In der Mitte zwischen Stolz und Scham befindet sich der Selbstwert. Schaukelt es zu heftig zwischen den beiden Polen, leidet die Mitte und wird aufgerieben. Deshalb geht bei der Rückeroberung des Selbst kein Weg daran vorbei, sowohl den Stolz als auch die Scham abzumildern. Da die beiden Pole von sozialen Gefühlen gebildet werden, ist die Mithilfe anderer wohlmeinender Menschen unerlässlich. Sie geben das Gefühl zurück, dass der innere Wert nicht vom Reüssieren auf den steilen Pisten der Leistungsgesellschaft abhängt, sondern in der Person selbst liegt, gleich, wie viel sie aktuell oder im ganzen Leben zustande bringt. 

Die tiefere Einsicht

Wer hat den Maßstab, nach dem ein individuelles Leben bemessen wird? Nicht umsonst kommt es nach den traditionellen Religionen zum Abwägen des Wertes der Menschen erst nach ihrem Tod. Vorher ist es vermessen, den einen mehr Wert zuzuerkennen als den anderen. Jedes Kriterium, das wir dafür anwenden, ist willkürlich, subjektiv und ungerecht.

Das ist die Lektion aus dem Dilemma, in das die Autarkiescham verstrickt. Wo der Aufbau eines tragfähigen Selbstgefühls und Selbstwertes in der Kindheit missglückt ist, kommt es unweigerlich zur Irrfahrt zwischen Scham und Stolz, die erst endet, wenn die tiefere Einsicht in die Unschätzbarkeit und Unauslotbarkeit des Wertes jedes einzelnen Menschen dämmert.

Die äußeren Juwelen, die wir auf der Straße des Erfolgs einsammeln, sind vergänglich und ihr Wert verblasst oft sehr schnell, während wir weiterhasten. Die inneren Juwelen sind zeitlos und immer bei uns, gleich, ob wir uns ihrer bewusst sind oder nicht. Oft brauchen wir aber auch bittere Lektionen im Leben, damit wir erkennen, was uns in Wirklichkeit ausmacht und wer wir in der Essenz sind.

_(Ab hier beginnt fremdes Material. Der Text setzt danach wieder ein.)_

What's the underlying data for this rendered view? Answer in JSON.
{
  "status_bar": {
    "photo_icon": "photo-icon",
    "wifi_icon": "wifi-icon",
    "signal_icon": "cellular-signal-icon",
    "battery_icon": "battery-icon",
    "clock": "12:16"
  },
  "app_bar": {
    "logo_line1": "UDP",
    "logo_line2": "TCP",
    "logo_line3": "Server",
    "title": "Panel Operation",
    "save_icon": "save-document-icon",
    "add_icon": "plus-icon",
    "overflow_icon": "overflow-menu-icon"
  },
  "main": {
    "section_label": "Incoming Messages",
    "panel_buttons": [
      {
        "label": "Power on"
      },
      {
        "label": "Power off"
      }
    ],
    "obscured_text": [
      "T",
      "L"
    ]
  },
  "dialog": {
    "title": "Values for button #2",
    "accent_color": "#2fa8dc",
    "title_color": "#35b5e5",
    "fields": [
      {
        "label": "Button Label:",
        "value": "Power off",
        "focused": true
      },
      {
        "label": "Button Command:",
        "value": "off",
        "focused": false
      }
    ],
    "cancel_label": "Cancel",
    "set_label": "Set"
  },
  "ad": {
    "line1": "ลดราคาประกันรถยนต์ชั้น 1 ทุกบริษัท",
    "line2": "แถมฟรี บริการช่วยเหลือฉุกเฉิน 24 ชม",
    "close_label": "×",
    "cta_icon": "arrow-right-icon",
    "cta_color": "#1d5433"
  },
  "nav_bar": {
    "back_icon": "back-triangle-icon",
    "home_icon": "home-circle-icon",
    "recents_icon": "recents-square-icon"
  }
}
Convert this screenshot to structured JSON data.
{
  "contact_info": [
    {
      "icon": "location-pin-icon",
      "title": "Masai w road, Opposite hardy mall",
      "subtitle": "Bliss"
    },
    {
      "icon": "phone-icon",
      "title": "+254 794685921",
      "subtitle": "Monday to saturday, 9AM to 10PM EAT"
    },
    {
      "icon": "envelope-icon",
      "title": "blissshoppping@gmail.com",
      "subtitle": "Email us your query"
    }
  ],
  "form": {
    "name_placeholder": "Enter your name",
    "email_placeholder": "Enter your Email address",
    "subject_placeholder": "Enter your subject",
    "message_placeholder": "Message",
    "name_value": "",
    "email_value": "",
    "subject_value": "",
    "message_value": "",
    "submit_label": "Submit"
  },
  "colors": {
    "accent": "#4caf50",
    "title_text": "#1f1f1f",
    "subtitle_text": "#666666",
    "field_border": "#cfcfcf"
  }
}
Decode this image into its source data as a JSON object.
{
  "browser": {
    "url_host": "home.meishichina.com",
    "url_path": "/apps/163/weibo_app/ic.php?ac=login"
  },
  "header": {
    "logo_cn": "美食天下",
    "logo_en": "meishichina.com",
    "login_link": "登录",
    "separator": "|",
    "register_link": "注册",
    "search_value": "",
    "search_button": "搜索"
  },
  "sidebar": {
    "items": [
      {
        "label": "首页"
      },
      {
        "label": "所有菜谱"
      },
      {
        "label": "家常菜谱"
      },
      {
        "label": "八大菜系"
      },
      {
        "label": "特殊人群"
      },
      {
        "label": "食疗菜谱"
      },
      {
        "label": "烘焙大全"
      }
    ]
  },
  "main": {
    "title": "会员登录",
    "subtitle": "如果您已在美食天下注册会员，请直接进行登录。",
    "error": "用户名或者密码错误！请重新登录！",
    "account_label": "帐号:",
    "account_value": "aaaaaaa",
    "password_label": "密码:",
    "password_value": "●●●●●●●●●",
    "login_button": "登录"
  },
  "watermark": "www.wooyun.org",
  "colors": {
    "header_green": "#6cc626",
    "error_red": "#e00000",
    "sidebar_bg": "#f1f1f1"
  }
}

Und wenn wir uns schon auf dieser Warte befinden, pflücken wir gleich die nächste Weisheit: Alles, was wir schaffen, ist ein Geschenk. Ein Erfolg ist zwar unsere Leistung, weil wir ihn durch unsere Anstrengung errungen haben, aber alles, was wir für diese Leistung brauchen, ist uns gegeben, durch unsere Gene, Lernvorgänge, Ausbildungen, Sozialkontakte usw. bis hin zur Luft, die wir atmen. Nichts haben wir dazu getan, dass wir ein Körper mit 50 Billionen Zellen sind, dass wir über ein unermesslich komplexes Gehirn verfügen und dass wir Menschen um uns herum haben, von denen wir permanent lernen. 

Das ist der Entspannungspunkt für das Autarkiemuster. Die Botschaft lautet: Hör auf, dich verbissen von Leistung zu Leistung zu mühen und lass stattdessen das Geschehenlassen mehr zur Geltung kommen. Dazu braucht es nur, die selbsterschaffenen Hindernisse gegen das Vertrauen auf den Fluss aus dem Weg zu räumen und zu tun, was zu tun ist. Dazwischen ist Zeit zum Entspannen, in der das schöpferische Potenzial gedeiht.